Strategists at UOB said currency volatility is likely to remain elevated ahead of Warsh’s confirmation process. They warned that upcoming congressional hearings could involve significant political drama, making the process far from straightforward. UOB added that Warsh will need to demonstrate independence and steady leadership to unite the Federal Open Market Committee amid a nervous market and a forceful president.

Late Tuesday, Trump signed a spending bill into law, ending a four-day partial government shutdown. However, key U.S. employment data scheduled for release on Friday will be delayed due to the disruption.

Japanese election weighs on the yen

The yen slipped 0.3% to 156.26 per dollar, its weakest level since January 23. The currency had previously rebounded sharply from 159.23 amid speculation of possible rate checks by the New York Federal Reserve.

Hopes of coordinated U.S.–Japan action to support the yen have helped pull it back from recent extremes, but uncertainty remains high ahead of the weekend’s election. Prime Minister Sanae Takaichi is seeking voter approval for higher government spending, tax cuts, and a revised security strategy that would accelerate defense expansion.

Carol Kong, currency strategist at Commonwealth Bank of Australia, said a strong result for the ruling LDP would give Takaichi greater scope to pursue fiscal stimulus. This could increase government debt levels, putting pressure on Japanese government bonds and the yen.

Earlier this week, Takaichi sparked a selloff in the yen after highlighting the benefits of a weaker currency during a campaign speech. Although she later softened those remarks, concerns persist that mixed messaging could undermine efforts to stabilize the already fragile yen.

Elsewhere, the Australian dollar stood at $0.7028 after surging 1% in the previous session, following an interest rate hike by the Reserve Bank of Australia. Markets are now pricing in the possibility of further rate increases this year. The New Zealand dollar edged slightly lower to $0.604.

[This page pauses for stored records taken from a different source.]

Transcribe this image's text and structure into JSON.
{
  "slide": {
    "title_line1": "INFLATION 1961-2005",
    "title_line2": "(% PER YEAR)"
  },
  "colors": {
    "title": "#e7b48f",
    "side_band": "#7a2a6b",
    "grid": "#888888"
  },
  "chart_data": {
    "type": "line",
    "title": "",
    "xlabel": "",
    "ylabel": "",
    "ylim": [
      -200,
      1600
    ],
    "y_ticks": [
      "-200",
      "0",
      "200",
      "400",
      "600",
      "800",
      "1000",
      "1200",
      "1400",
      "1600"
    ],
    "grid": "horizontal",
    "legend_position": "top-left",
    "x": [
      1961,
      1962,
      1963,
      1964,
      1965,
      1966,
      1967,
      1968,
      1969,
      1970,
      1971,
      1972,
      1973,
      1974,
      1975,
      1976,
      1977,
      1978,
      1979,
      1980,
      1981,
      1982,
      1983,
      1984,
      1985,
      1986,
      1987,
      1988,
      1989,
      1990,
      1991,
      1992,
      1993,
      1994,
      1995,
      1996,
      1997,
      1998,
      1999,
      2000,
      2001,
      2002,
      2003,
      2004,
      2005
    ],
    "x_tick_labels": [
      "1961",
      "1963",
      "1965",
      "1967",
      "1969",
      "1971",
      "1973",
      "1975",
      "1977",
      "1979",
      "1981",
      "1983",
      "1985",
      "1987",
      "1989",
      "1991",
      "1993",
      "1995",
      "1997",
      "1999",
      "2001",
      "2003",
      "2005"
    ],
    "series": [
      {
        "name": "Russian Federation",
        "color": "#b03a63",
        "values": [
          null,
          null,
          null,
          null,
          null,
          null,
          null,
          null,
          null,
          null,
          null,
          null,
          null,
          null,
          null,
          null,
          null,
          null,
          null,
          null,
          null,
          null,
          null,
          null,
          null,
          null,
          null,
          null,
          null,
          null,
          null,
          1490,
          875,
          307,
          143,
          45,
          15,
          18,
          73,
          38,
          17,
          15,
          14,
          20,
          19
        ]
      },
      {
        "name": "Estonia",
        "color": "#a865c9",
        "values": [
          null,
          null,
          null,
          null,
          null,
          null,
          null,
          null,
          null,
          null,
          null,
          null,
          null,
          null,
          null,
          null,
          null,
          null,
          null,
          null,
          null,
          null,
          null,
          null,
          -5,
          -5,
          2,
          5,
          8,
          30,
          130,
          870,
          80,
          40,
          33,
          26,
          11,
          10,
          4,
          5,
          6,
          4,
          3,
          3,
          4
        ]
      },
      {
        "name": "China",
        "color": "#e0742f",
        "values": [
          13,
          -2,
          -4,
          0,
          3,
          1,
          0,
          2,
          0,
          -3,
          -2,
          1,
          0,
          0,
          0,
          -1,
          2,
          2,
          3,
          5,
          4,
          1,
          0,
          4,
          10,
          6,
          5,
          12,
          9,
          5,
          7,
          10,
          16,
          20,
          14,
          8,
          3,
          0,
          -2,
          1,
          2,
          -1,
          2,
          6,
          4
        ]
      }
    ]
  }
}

China’s yuan briefly climbed to a near 33-month high against the dollar, supported by firmer central bank guidance. However, a weaker-than-expected daily fixing suggested authorities may be trying to limit the pace of appreciation. The yuan has continued to gain on the back of strong exports, and while policymakers are expected to resist excessive strength, analysts warn that upside risks remain and could test China’s fragile economic recovery.